Das sei aber wiederum die Aufgabe von Redaktionen, und diese hätten die Bilder dann ja auch „gefiltert“, meint er. Bangert ist heute zu sehen in einer Diskussionsrunde, die Phoenix im Rahmen des Themenabends „Reporter im Krieg“ sendet. Der wiederum ist Auftakt einer Themenwoche „Krieg und Frieden“ (siehe auch wolfsiehtfern.de). Die Diskussion wird moderiert von WDR-Chefredakteurin Sonia Mikich, die sich zu der Frage, welche Bilder man zeigen und senden darf, im Tagesspiegel so äußert:

„Ich gehöre da vermutlich zu einer Minderheit und glaube nicht an Schonung der Zuschauer, der Leser. Krieg ist nicht clean. Wir sollten an die Schmerzgrenze gehen, denn der Horror eines Krieges ist grenzenlos.“

Mikich plädiert im Tagesspiegel-Gespräch darüber hinaus für eine „Friedensberichterstattung“ bzw. einen „Friedensjournalismus“, der nicht nur in Kategorien von Sieg und Niederlage denkt:

„Wir müssen vermeiden, den Konflikt nur als Gewalt innerhalb einer bestimmten Zeit und an einem bestimmten Ort zu sehen. Handelt es sich um Frieden, wenn ein Vertrag unterschrieben wird? Welche Fragen sind offengeblieben und können in der Zukunft neue Gewalt auslösen? Wer bietet friedensschaffende Optionen, Ideen und Initiativen? Was sind die Folgen für die direkt und indirekt Betroffenen? Nicht nur auf den Horror fokussieren.“

Woraufhin Interviewer Joachim Huber sagt:

„Das klingt komplex, kompliziert, ja zäh. Da ist die Kriegsberichterstattung mit ihrer Action deutlich im Vorteil.“

[+++] Wie viele von den Zillionen Texten, die über die Auseinandersetzung zwischen Spiegel-Chefredakteur Wolfgang Büchner und großen Teilen seine Truppe erschienen sind, in die Kategorie der Kriegsberichterstattung fallen und wie viele eher dem Friedensjournalismus zuzurechnen sind - schwer zu sagen. Aktuell interpretieren die Krisenexegeten jene drei Sätze, aus denen die „gemeinsame Erklärung“ der drei Spiegel-Gesellschafter besteht, die am Freitag einige Stunden lang Kriegsrat hielten (siehe Altpapier).
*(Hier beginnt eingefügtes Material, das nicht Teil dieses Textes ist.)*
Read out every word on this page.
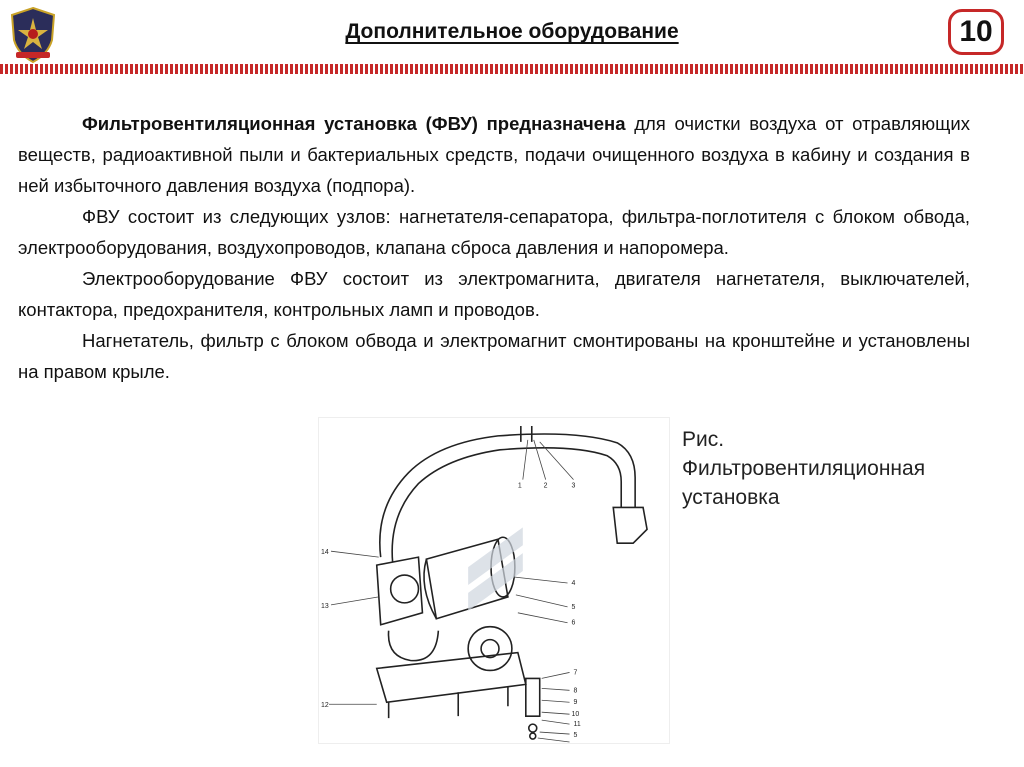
Дополнительное оборудование	10

Фильтровентиляционная установка (ФВУ) предназначена для очистки воздуха от отравляющих веществ, радиоактивной пыли и бактериальных средств, подачи очищенного воздуха в кабину и создания в ней избыточного давления воздуха (подпора).

ФВУ состоит из следующих узлов: нагнетателя-сепаратора, фильтра-поглотителя с блоком обвода, электрооборудования, воздухопроводов, клапана сброса давления и напоромера.

Электрооборудование ФВУ состоит из электромагнита, двигателя нагнетателя, выключателей, контактора, предохранителя, контрольных ламп и проводов.

Нагнетатель, фильтр с блоком обвода и электромагнит смонтированы на кронштейне и установлены на правом крыле.

1	2	3
4
5
6
7
8
9
10
11
5
12
13
14
Рис.
Фильтровентиляционная
установка
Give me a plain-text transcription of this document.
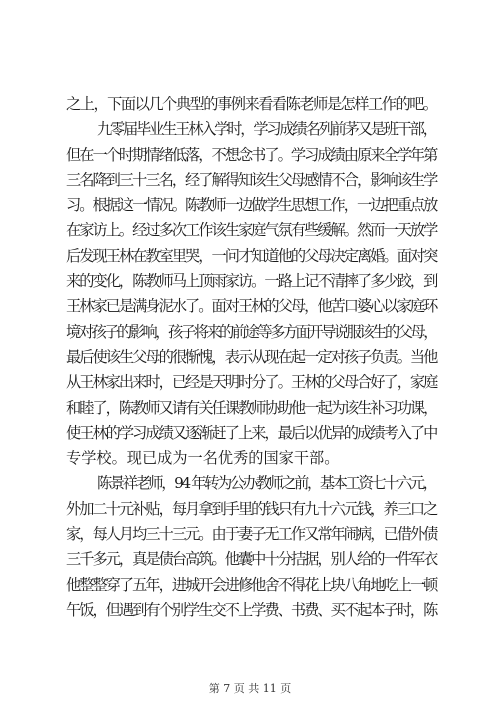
之上，下面以几个典型的事例来看看陈老师是怎样工作的吧。
九零届毕业生王林入学时，学习成绩名列前茅又是班干部，
但在一个时期情绪低落，不想念书了。学习成绩由原来全学年第
三名降到三十三名，经了解得知该生父母感情不合，影响该生学
习。根据这一情况。陈教师一边做学生思想工作，一边把重点放
在家访上。经过多次工作该生家庭气氛有些缓解。然而一天放学
后发现王林在教室里哭，一问才知道他的父母决定离婚。面对突
来的变化，陈教师马上顶雨家访。一路上记不清摔了多少跤，到
王林家已是满身泥水了。面对王林的父母，他苦口婆心以家庭环
境对孩子的影响，孩子将来的前途等多方面开导说服该生的父母，
最后使该生父母的很惭愧，表示从现在起一定对孩子负责。当他
从王林家出来时，已经是天明时分了。王林的父母合好了，家庭
和睦了，陈教师又请有关任课教师协助他一起为该生补习功课，
使王林的学习成绩又逐渐赶了上来，最后以优异的成绩考入了中
专学校。现已成为一名优秀的国家干部。
陈景祥老师，94 年转为公办教师之前，基本工资七十六元，
外加二十元补贴，每月拿到手里的钱只有九十六元钱，养三口之
家，每人月均三十三元。由于妻子无工作又常年闹病，已借外债
三千多元，真是债台高筑。他囊中十分拮据，别人给的一件军衣
他整整穿了五年，进城开会进修他舍不得花上块八角地吃上一顿
午饭，但遇到有个别学生交不上学费、书费、买不起本子时，陈
第 7 页 共 11 页
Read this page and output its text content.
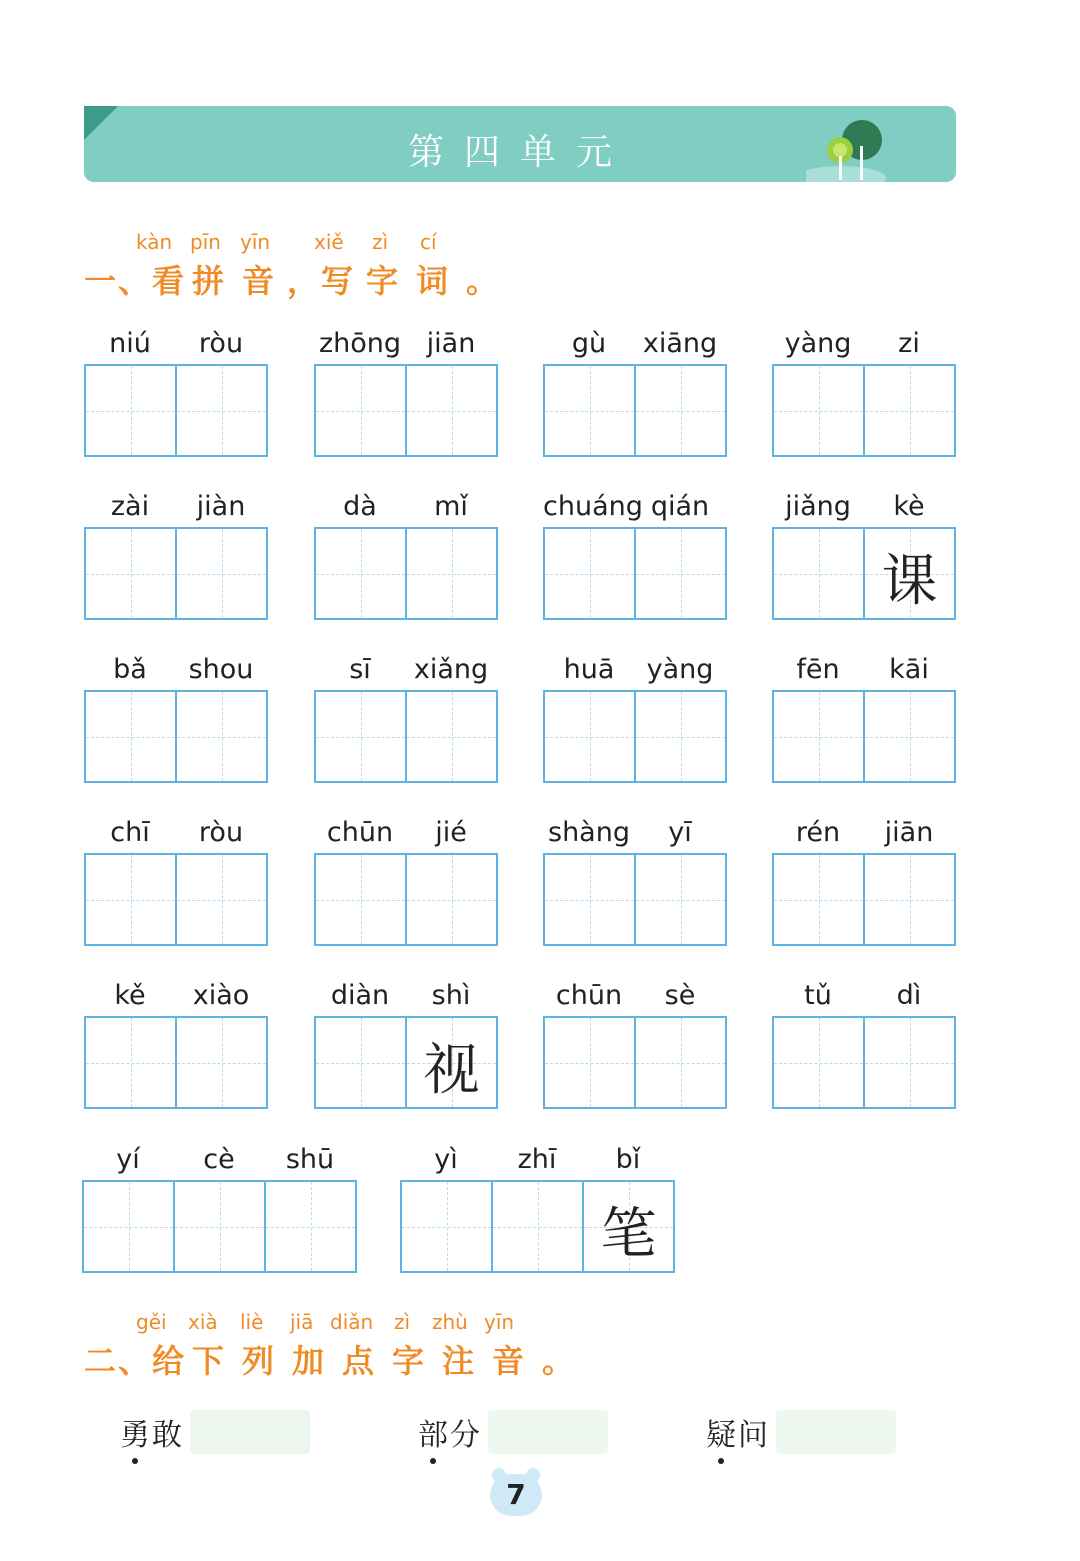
第四单元
kàn pīn yīn xiě zì cí
一、看 拼 音 ，写 字 词 。
niú	ròu	zhōng jiān	gù	xiāng	yàng	zi
zài	jiàn	dà	mǐ	chuáng qián	jiǎng	kè
课
bǎ	shou	sī	xiǎng	huā	yàng	fēn	kāi
chī	ròu	chūn	jié	shàng	yī	rén	jiān
kě	xiào	diàn	shì
视
chūn	sè	tǔ	dì
yí	cè	shū	yì	zhī	bǐ
笔
gěi xià liè jiā diǎn zì zhù yīn
二、给 下 列 加 点 字 注 音 。
勇敢	部分	疑问
7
Michael Hanfelds Text dazu steht im Keller der FAZ-Feuilleton-Aufmacherseite:

„Bis vor Beginn der Sitzung mochte es manchem so scheinen, der Chefredakteur werde von den Gesellschaftern an die frische Luft gesetzt, wie sich das die Mehrheit der Redakteure des gedruckten Magazins, die am Donnerstagabend eine Petition verfasst hatten, die das Projekt verschieben will, vielleicht auch wünscht. Doch die Gesellschafter haben einen Paradigmenwechsel eingeläutet. Sie geben grünes Licht für einen Prozess, von dem nicht nur die Zukunft des Chefredakteurs, sondern die des Spiegel abhängt. Was hier geschieht, können alle in der Branche als Exempel nehmen. Die Frage ist, ob der Spiegel mit gutem Beispiel vorangeht oder ob er sich von der Zukunft verabschiedet.“

Was das „grüne Licht“ angeht - da werden sich die Kollegen von der Floskelwolke aber wieder freuen! -, differenziert Jürn Kruse (taz), indem er aus einem Brief der Spiegel Mitarbeiter KG an die Dokumentationsabteilung des Hauses zitiert:

„Es gibt keinen Beschluss der Spiegel-Gesellschafter, der das vorgelegte Konzept in der vorgesehenen Weise billigt.“

Um bei der Floskel zu bleiben: Das Licht ist also nur im Prinzip grün. Christian Meier (meedia.de) spricht von einer „Bewährungsfrist“ für Büchner und die Redaktion. Die Lage sei folgendermaßen:

„Erst muss er die Ressortleiter von seinen Plänen überzeugen. Nach meedia-Infos soll er dafür zwei Monate Zeit bekommen. In dieser Zeit soll er sich voll auf die Überzeugungsarbeit konzentrieren, auch kein Blatt machen.“

Darauf geht auch Claudia Tieschky (SZ) ein:

„(Büchner) geht auf Werbetour. Vor der Redaktion wird der Chefredakteur des Spiegel am Montag verkünden, dass er sich für das Projekt bis auf weiteres aus dem journalistischen Tagesgeschäft zurückzieht. Auch das sagt einiges über die Lage.“

Mit anderen Worten: Jetzt geht‘s eigentlich erst richtig los. Das ist auch der Tenor des Gesprächs zwischen Brigitte Baetz und Bettina Schmieding in der DLF-Sendung Markt und Medien.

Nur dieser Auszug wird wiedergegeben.